4. Il résulte de la combinaison des dispositions précitées que le bénéfice de l'exonération prévu à l'article 1452 du code général des impôts est réservé aux artisans personnes physiques et aux artisans associés uniques de sociétés à responsabilité limitée n'ayant pas opté pour le régime des sociétés de capitaux, qui en remplissent les conditions. La société Terres cuites d'Occitanie, société par action simplifiée soumise au régime des sociétés de capitaux et imposable à l'impôt sur les sociétés, ne peut donc prétendre au bénéfice de cette exonération, dont elle ne remplit d'ailleurs pas la condition tenant à l'absence de salariés. Le moyen tiré de la méconnaissance de cet article ne peut, dès lors, qu'être écarté.
En ce qui concerne l'application des règles relatives aux établissements industriels :
5. Aux termes de l'article 1467 du code général des impôts : " La cotisation foncière des entreprises a pour base la valeur locative des biens passibles d'une taxe foncière situés en France (...) dont le redevable a disposé pour les besoins de son activité professionnelle pendant la période de référence définie aux articles 1467 A et 1478, à l'exception de ceux qui ont été détruits ou cédés au cours de la même période (...). / La valeur locative des biens passibles d'une taxe foncière est calculée suivant les règles fixées pour l'établissement de cette taxe. / Pour le calcul de l'impôt, la valeur locative des immobilisations industrielles définie à l'article 1499 est diminuée de 30 % (...) ". Aux termes de l'article 1499 du même code : " La valeur locative des immobilisations industrielles passibles de la taxe foncière sur les propriétés bâties est déterminée en appliquant au prix de revient de leurs différents éléments, revalorisé à l'aide des coefficients qui avaient été prévus pour la révision des bilans, des taux d'intérêt fixés par décret en Conseil d'État (...) ". Revêtent un caractère industriel, au sens de cet article, les établissements dont l'activité nécessite d'importants moyens techniques, non seulement lorsque cette activité consiste dans la fabrication ou la transformation de biens corporels mobiliers, mais aussi lorsque le rôle des installations techniques, matériels et outillages mis en œuvre, fût-ce pour les besoins d'une autre activité, est prépondérant. Ces critères jurisprudentiels ont été repris, à compter de l'année 2019, à l'article 1500 du code général des impôts.

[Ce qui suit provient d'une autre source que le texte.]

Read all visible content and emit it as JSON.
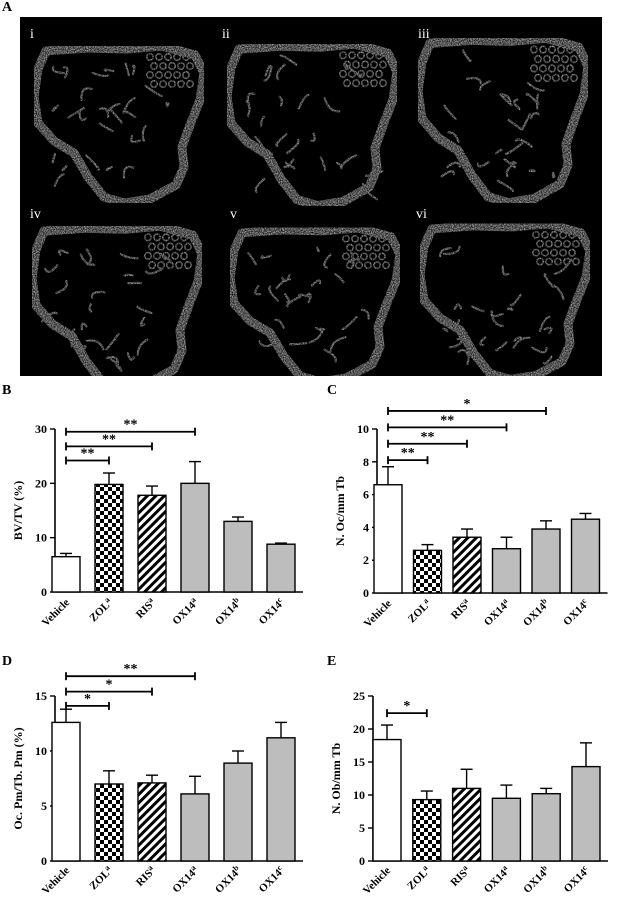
{
  "panels": {
    "a_letter": "A",
    "b_letter": "B",
    "c_letter": "C",
    "d_letter": "D",
    "e_letter": "E",
    "micro_ct_labels": [
      "i",
      "ii",
      "iii",
      "iv",
      "v",
      "vi"
    ]
  },
  "colors": {
    "ink": "#000000",
    "bar_gray": "#bdbdbd",
    "bar_white": "#ffffff",
    "scan_bg": "#000000",
    "bone": "#d8d8d8"
  },
  "chart_data": [
    {
      "id": "B",
      "type": "bar",
      "categories": [
        "Vehicle",
        "ZOL",
        "RIS",
        "OX14",
        "OX14",
        "OX14"
      ],
      "superscripts": [
        "",
        "a",
        "a",
        "a",
        "b",
        "c"
      ],
      "patterns": [
        "white",
        "checker",
        "hatch",
        "gray",
        "gray",
        "gray"
      ],
      "values": [
        6.5,
        19.8,
        17.8,
        20.0,
        13.0,
        8.8
      ],
      "errors": [
        0.6,
        2.1,
        1.7,
        4.0,
        0.8,
        0.2
      ],
      "ylabel": "BV/TV (%)",
      "ylim": [
        0,
        30
      ],
      "yticks": [
        0,
        10,
        20,
        30
      ],
      "comparisons": [
        {
          "to": 1,
          "label": "**",
          "y": 24.2
        },
        {
          "to": 2,
          "label": "**",
          "y": 26.8
        },
        {
          "to": 3,
          "label": "**",
          "y": 29.5
        }
      ]
    },
    {
      "id": "C",
      "type": "bar",
      "categories": [
        "Vehicle",
        "ZOL",
        "RIS",
        "OX14",
        "OX14",
        "OX14"
      ],
      "superscripts": [
        "",
        "a",
        "a",
        "a",
        "b",
        "c"
      ],
      "patterns": [
        "white",
        "checker",
        "hatch",
        "gray",
        "gray",
        "gray"
      ],
      "values": [
        6.6,
        2.6,
        3.4,
        2.7,
        3.9,
        4.5
      ],
      "errors": [
        1.1,
        0.35,
        0.5,
        0.7,
        0.5,
        0.35
      ],
      "ylabel": "N. Oc/mm Tb",
      "ylim": [
        0,
        10
      ],
      "yticks": [
        0,
        2,
        4,
        6,
        8,
        10
      ],
      "comparisons": [
        {
          "to": 1,
          "label": "**",
          "y": 8.1
        },
        {
          "to": 2,
          "label": "**",
          "y": 9.1
        },
        {
          "to": 3,
          "label": "**",
          "y": 10.1
        },
        {
          "to": 4,
          "label": "*",
          "y": 11.1
        }
      ]
    },
    {
      "id": "D",
      "type": "bar",
      "categories": [
        "Vehicle",
        "ZOL",
        "RIS",
        "OX14",
        "OX14",
        "OX14"
      ],
      "superscripts": [
        "",
        "a",
        "a",
        "a",
        "b",
        "c"
      ],
      "patterns": [
        "white",
        "checker",
        "hatch",
        "gray",
        "gray",
        "gray"
      ],
      "values": [
        12.6,
        7.0,
        7.1,
        6.1,
        8.9,
        11.2
      ],
      "errors": [
        1.2,
        1.2,
        0.7,
        1.6,
        1.1,
        1.4
      ],
      "ylabel": "Oc. Pm/Tb. Pm (%)",
      "ylim": [
        0,
        15
      ],
      "yticks": [
        0,
        5,
        10,
        15
      ],
      "comparisons": [
        {
          "to": 1,
          "label": "*",
          "y": 14.1
        },
        {
          "to": 2,
          "label": "*",
          "y": 15.4
        },
        {
          "to": 3,
          "label": "**",
          "y": 16.8
        }
      ]
    },
    {
      "id": "E",
      "type": "bar",
      "categories": [
        "Vehicle",
        "ZOL",
        "RIS",
        "OX14",
        "OX14",
        "OX14"
      ],
      "superscripts": [
        "",
        "a",
        "a",
        "a",
        "b",
        "c"
      ],
      "patterns": [
        "white",
        "checker",
        "hatch",
        "gray",
        "gray",
        "gray"
      ],
      "values": [
        18.4,
        9.3,
        11.0,
        9.5,
        10.2,
        14.3
      ],
      "errors": [
        2.2,
        1.3,
        2.9,
        2.0,
        0.8,
        3.6
      ],
      "ylabel": "N. Ob/mm Tb",
      "ylim": [
        0,
        25
      ],
      "yticks": [
        0,
        5,
        10,
        15,
        20,
        25
      ],
      "comparisons": [
        {
          "to": 1,
          "label": "*",
          "y": 22.4
        }
      ]
    }
  ]
}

6. L'activité exercée par la société Terres cuites d'Occitanie dans la commune d'Albine, qui consiste en la fabrication et l'émaillage de tuiles, briques, terres cuites et poteries, constitue une activité de fabrication ou de transformation de biens corporels mobiliers. Il résulte de l'instruction, notamment du constat d'huissier du 26 novembre 2019 produit par la société elle-même, ainsi que de son site internet, auquel renvoie l'administration, que l'appelante dispose, pour la réalisation de son activité, d'une presse mécanique pour la fabrication des chapeaux de pilier et des tuiles faîtières, d'un transpalette et d'un gerbeur, d'au moins un four de grande taille permettant la cuisson de la poterie, d'un séchoir attenant alimenté par l'air chaud du four, d'une grande filière permettant le moulage des briques et de bras-robots réalisant l'enfournement et le défournement des briques de taille standard. Il est constant que la valeur brute comptable de ces équipements s'élève à environ 1,6 million d'euros au titre de chacune des années en litige, quand bien même leur valeur nette comptable après amortissements n'excèderait pas 166 033 euros, ce qui n'est pas démontré au demeurant. Enfin, l'extraction, le concassage et le mélange de l'argile issue de sa propre carrière nécessite l'emploi d'engins de chantiers que la société loue chaque année. Il est, dès lors, établi que les moyens techniques rendus nécessaires par l'activité de la société sont importants. Dès lors et pour ce seul motif, les installations de l'appelante constituent des installations industrielles, quand bien même le rôle de ces équipements dans le processus de fabrication ne serait pas prépondérant.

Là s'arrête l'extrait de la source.